Les conclusions orales de l’avocat général commencent par souligner le caractère affreux du crime commis par Kobili Traoré à l’encontre de sa voisine, Mme Halimi (65 ans, médecin), qu’il a battue et défenestrée.

Il est question, dans la lettre mensuelle de la chambre criminelle de la Cour de cassation, des émotions de K. Traoré qui auraient été totalement modifiées par son état de démence puisqu’y est cité un expert faisant état d’un « délire persécutif polymorphe, à thématique mystique et démonopathique, marquée par le manichéisme, avec une extrême variabilité de l’humeur et des émotions, une agitation psychomotrice, un vécu d’angoisse paroxystique et de danger de mort, éprouvé et agi avec une adhésion totale ». L’un des experts, critiqué, regrette que même des juristes aient succombé à la force des émotions.

Le terme d’émotion est ainsi omniprésent dans cette affaire. Tout se passe comme s’il était évident et qu’il ne devait pas interférer avec le raisonnement implacable de la Cour de cassation.

Un raisonnement implacable de la Cour de cassation

L’article 122-1 du code pénal, qui prévoit que « n’est pas pénalement responsable la personne qui était atteinte, au moment des faits, d’un trouble psychique ou neuropsychique ayant aboli son discernement ou le contrôle de ses actes », ne distingue pas selon la cause de la démence. Peu importe que l’auteur du crime n’ait pas été en état de démence au moment où il a pris de la drogue ; au moment du crime, il n’avait plus aucun discernement.

Le juge doit appliquer la loi pénale strictement et ne pas distinguer là où la loi ne distingue pas : autrement dit, il n’y a pas de distinction à faire selon la cause de la démence, c’est l’état de la jurisprudence depuis 200 ans, affirme l’avocate générale, on ne va pas la changer d’un coup. Le crime n’a pas été prémédité même si la Cour d’appel a noté son mobile antisémite. Un meurtre suppose un suffisant discernement au moment des faits pour que l’on puisse retenir l’élément intentionnel nécessaire à sa qualification. Il revient au législateur de modifier la loi si elle est contestable, ce n’est pas au juge de le faire.

On ne peut nier la cohérence et l’orthodoxie de l’arrêt de la chambre criminelle du 14 avril 2021 et pourtant il reste choquant, peut-être parce qu’il existe des notions insuffisamment pensées comme celle, pourtant évidente, d’émotion.

Des catégories de pensée sous-jacentes

Les catégories de pensée sous-jacentes à cette jurisprudence ne paraissent pas suffisamment interrogées.
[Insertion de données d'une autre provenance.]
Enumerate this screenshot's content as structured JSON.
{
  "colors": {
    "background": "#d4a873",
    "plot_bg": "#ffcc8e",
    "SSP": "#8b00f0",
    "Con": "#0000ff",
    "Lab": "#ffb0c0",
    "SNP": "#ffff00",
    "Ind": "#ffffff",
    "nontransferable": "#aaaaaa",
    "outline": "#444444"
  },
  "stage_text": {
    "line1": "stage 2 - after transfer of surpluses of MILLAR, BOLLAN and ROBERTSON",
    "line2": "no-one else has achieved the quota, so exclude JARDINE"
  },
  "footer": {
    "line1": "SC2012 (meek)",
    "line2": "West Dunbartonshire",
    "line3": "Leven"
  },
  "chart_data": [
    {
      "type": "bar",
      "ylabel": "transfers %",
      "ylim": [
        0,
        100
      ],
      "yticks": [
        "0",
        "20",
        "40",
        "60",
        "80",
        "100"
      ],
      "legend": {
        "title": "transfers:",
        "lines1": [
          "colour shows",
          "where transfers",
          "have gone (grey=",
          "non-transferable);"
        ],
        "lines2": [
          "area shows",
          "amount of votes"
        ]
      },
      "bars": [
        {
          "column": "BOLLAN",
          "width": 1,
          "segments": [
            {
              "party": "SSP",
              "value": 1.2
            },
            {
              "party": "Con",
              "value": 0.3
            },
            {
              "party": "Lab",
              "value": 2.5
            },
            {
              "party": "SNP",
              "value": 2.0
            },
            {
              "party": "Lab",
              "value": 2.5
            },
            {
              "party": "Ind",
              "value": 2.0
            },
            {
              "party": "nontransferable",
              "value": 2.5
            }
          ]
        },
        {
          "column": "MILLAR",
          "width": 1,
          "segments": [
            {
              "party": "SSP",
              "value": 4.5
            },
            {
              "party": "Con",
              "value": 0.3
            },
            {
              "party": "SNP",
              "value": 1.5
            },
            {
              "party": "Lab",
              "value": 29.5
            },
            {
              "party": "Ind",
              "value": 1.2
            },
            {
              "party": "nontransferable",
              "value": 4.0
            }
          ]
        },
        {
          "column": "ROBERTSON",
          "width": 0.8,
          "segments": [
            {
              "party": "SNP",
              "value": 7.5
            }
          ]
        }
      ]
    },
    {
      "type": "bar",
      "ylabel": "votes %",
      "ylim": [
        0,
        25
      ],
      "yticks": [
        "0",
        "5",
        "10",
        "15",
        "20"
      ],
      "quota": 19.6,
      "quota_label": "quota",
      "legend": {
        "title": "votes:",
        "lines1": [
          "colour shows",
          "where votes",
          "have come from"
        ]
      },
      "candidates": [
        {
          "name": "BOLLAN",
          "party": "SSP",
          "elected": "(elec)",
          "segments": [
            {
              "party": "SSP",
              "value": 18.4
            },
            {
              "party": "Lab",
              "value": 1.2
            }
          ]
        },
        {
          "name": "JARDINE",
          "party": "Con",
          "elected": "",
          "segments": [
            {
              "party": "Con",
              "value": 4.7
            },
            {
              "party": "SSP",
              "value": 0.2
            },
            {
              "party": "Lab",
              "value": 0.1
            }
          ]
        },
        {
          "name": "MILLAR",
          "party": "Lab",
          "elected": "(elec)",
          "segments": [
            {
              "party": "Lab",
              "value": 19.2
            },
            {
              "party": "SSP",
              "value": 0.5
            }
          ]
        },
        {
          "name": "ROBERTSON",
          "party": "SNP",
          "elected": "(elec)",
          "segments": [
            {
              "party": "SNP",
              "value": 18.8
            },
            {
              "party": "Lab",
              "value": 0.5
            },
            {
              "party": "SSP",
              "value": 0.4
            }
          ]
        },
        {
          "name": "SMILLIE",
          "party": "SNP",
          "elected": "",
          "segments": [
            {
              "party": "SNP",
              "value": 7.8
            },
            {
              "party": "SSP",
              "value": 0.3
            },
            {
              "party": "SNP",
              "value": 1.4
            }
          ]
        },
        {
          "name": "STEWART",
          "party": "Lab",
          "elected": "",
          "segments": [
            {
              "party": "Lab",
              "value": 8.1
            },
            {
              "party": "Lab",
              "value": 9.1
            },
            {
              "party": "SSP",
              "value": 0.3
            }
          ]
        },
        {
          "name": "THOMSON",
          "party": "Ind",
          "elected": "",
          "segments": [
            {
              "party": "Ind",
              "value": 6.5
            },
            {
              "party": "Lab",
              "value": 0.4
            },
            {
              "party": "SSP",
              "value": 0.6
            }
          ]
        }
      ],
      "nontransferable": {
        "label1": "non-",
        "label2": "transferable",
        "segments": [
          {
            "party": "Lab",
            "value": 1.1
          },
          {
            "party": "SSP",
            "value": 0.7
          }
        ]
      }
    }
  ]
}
Il y aurait d’un côté la raison et de l’autre l’émotion : les experts en grande majorité concluent, en s’appuyant sur leur savoir rationnel, que M. Traoré était en état de démence au moment des faits ; le juge devrait se contenter d’appliquer la loi en l’interprétant strictement, comme si la loi constituait la raison et que les émotions du juge n’avaient pas à être prises en considération. D’ailleurs, la loi, seule, pourrait modifier le texte.

L’inconvénient de cette approche est que l’on laisse entendre que les conseillers de la Cour de cassation n’ont fait que leur travail – appliquer la loi – alors que l’on sait que le résultat est choquant. Si la loi est modifiée, elle ne le sera que pour l’avenir et pas dans le cadre de l’affaire Halimi. La singularité de l’affaire n’est pas prise en compte.

Il y a bien un jugement d’un tribunal correctionnel (jugement du tribunal de Nevers du 30 janvier 1976, cité par l’avocate générale) qui a retenu que l’ivresse empêche de pouvoir considérer comme irresponsable celui qui a ensuite commis un crime, mais il s’agit là d’une jurisprudence isolée. Par ailleurs, il n’y a pas d’unanimité, ni dans la doctrine française, ni en droit étranger, concernant l’impact de la prise de drogue ou d’alcool précédant un crime commis en état de démence sur la question de l’irresponsabilité pénale [1].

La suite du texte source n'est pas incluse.